Defense by from The Weekly Standard, September 1, 2015

For the last several weeks, Air Force Secretary Deborah James has been touting the deployment of F-22 Raptor fighters – the best plane America owns – to Germany as “the strong side of the coin” in an effort to reassure Eastern Europeans who have seen their air space increasingly violated by Russian jets. “Russia’s military activity in the Ukraine continues to be of great concern to us and our European allies,” she said.

Turns out that the strong side of the coin was just four aircraft, two of which yesterday took a day trip to Last Air Force Base in central Poland. That’ll show them Rooskies!

To his credit, Defense Secretary Ash Carter seems to remember that the United States is a global power and that “pivoting to the Pacific” does little to reassure the rest of the world.  But his argument for a “strong and balanced” approach to Europe is severely undercut by the size of the force at his disposal and its declining state of readiness.  Looked at realistically, the F-22 ballyhoo is a measure of weakness, not strength.

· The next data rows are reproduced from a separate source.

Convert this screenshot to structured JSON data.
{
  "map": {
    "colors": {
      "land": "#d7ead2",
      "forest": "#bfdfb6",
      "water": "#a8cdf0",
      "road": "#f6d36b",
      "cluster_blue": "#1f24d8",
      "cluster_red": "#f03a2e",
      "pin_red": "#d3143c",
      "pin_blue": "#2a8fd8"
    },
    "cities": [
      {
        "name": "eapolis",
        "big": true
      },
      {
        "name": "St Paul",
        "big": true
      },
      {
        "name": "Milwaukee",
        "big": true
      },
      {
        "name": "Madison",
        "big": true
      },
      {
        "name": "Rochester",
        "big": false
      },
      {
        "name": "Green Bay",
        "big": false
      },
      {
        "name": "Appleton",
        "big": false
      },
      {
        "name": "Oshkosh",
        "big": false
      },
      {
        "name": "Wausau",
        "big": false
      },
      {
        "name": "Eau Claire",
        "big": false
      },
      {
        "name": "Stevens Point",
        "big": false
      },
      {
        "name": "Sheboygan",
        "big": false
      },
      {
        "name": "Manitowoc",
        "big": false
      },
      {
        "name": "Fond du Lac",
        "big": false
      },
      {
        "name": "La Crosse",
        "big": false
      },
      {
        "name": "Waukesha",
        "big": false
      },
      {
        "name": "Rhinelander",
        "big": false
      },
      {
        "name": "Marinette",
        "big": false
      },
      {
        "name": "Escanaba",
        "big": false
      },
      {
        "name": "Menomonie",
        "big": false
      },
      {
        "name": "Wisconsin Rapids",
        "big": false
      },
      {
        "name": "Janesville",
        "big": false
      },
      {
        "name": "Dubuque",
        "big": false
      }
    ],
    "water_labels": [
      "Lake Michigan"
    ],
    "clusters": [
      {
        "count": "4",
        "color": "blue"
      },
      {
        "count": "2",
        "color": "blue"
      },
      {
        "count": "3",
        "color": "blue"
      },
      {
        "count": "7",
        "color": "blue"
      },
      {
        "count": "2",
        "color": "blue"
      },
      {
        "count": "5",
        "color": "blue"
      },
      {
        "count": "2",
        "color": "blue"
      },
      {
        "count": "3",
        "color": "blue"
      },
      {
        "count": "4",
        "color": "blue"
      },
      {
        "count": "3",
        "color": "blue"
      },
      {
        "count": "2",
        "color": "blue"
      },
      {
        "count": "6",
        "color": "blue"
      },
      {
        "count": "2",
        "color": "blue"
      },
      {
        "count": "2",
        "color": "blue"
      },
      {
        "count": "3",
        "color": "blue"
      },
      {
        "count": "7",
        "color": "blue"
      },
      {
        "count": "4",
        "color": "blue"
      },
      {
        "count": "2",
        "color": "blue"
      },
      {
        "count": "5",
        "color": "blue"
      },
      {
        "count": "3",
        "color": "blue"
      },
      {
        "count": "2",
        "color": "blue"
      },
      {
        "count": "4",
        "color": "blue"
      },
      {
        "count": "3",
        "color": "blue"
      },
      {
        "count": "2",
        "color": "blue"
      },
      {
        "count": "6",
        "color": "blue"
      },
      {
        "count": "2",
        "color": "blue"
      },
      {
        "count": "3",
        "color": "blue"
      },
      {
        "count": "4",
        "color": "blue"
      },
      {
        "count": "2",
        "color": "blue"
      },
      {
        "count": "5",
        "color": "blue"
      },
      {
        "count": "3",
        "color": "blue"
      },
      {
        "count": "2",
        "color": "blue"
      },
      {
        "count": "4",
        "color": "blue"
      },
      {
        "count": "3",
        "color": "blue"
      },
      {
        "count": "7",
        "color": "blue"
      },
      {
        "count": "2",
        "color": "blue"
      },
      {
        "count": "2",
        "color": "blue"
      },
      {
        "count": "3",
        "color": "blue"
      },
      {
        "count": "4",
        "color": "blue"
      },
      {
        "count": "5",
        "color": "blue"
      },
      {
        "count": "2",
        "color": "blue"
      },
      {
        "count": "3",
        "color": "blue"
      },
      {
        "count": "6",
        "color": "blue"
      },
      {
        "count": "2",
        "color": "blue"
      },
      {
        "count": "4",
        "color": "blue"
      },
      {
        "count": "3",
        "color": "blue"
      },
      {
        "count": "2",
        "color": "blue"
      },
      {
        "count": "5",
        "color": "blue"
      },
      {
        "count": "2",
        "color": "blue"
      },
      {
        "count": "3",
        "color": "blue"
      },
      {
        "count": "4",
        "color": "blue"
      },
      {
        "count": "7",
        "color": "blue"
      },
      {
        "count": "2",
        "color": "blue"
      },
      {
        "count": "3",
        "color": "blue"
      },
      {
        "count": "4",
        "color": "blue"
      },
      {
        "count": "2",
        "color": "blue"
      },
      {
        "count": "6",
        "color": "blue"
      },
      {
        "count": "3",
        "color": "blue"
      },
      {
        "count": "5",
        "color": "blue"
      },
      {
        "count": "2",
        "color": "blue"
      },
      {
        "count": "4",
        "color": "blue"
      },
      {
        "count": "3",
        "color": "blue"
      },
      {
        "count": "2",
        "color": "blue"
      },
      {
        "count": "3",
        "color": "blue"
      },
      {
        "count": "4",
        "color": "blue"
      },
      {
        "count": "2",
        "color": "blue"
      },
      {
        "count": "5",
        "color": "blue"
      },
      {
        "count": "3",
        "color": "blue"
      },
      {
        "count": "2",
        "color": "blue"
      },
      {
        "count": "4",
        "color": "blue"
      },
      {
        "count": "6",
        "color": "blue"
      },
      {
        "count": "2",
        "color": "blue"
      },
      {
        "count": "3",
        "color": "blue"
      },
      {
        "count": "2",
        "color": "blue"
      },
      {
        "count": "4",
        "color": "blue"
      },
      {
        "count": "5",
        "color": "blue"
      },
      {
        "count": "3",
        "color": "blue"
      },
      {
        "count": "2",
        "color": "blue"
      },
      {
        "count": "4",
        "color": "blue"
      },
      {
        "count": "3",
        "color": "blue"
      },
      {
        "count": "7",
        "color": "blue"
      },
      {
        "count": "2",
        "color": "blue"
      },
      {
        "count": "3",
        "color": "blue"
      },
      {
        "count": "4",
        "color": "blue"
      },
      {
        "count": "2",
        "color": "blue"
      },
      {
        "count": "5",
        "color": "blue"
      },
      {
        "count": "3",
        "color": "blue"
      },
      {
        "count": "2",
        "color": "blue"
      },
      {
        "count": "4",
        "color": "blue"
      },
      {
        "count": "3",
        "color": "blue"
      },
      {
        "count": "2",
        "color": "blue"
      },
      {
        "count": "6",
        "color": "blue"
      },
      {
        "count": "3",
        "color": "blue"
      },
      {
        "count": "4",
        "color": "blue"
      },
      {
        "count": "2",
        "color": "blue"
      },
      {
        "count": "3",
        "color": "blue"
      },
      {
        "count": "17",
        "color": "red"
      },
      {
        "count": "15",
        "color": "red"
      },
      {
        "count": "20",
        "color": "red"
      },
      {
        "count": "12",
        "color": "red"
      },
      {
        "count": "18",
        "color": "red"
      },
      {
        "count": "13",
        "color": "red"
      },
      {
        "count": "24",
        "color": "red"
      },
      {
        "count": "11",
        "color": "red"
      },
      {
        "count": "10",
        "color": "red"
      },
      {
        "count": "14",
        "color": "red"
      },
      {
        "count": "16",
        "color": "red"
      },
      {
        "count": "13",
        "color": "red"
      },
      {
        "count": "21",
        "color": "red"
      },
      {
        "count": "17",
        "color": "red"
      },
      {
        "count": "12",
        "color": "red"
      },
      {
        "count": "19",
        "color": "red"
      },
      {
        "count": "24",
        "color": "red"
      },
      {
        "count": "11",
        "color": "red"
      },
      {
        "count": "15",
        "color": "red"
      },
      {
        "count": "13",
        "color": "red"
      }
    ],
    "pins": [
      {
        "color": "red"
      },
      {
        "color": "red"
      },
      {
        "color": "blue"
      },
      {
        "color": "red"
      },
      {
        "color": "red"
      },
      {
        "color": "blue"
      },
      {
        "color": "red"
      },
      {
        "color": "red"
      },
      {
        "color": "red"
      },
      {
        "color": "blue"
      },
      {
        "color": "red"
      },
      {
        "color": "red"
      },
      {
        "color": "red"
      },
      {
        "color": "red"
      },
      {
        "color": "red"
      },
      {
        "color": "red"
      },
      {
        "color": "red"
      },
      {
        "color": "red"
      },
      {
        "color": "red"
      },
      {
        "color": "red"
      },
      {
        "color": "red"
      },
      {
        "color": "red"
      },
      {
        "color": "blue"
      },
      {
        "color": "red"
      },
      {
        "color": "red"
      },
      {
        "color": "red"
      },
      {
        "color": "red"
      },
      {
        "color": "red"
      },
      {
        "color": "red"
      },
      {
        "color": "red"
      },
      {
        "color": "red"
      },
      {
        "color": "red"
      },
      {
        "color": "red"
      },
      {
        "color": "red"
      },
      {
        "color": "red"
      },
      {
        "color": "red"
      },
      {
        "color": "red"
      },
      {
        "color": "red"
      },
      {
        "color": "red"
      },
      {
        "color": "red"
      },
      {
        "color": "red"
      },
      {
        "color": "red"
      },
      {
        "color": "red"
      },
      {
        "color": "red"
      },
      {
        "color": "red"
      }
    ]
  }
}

Now, the F-22 is a superb fighter, the best in the world.  But four Raptors – whose home base is Tyndall Air Force Base in Florida, a very long way from eastern Ukraine – is a very small number, a fraction of what would be needed to sustain combat air patrols over Europe’s contested skies. The total Raptor fleet is just 185 planes, and the demand for air superiority is global.  No wonder the Air Force is thrilling to the Germany deployment; they don’t get to do stuff like this much any more.  Service leaders have been cooking up a “Rapid Raptor” package, including airlift, flight crews and spare parts, that would enable these kinds of four-ship formations to move from their home bases in the U.S. to trouble spots on short notice.

Indeed, this two-week exercise is the first operational deployment of the F-22 to Europe, even though the Raptor has been in service for a decade; the Bush Administration pointedly refused to deploy F-22s during the Russian invasion of Georgia in 2008, lest it seem too provocative.  So this exercise is also a measure of how Vladimir Putin’s belligerence has caught the Obama administration and the Pentagon off guard.  The decision to terminate F-22 procurement was taken in 2009, in part because of defense budget cuts but also in because there seemed to be little need for such a super-fighter.

The Air Force needs anywhere from 375 to 450 F-22s to sustain the kinds of global patrolling required for a serious deterrent posture, with a permanent presence in the Pacific (including the South Pacific) and the Middle East as well as Europe.  Raptors based at home should be reinforcements, not the front line of defense.  It would cost a lot of money – maybe as much as $1 billion – to restart F-22 production, but it is one of the few things the next president could do to jump-start the rebuilding of America’s military.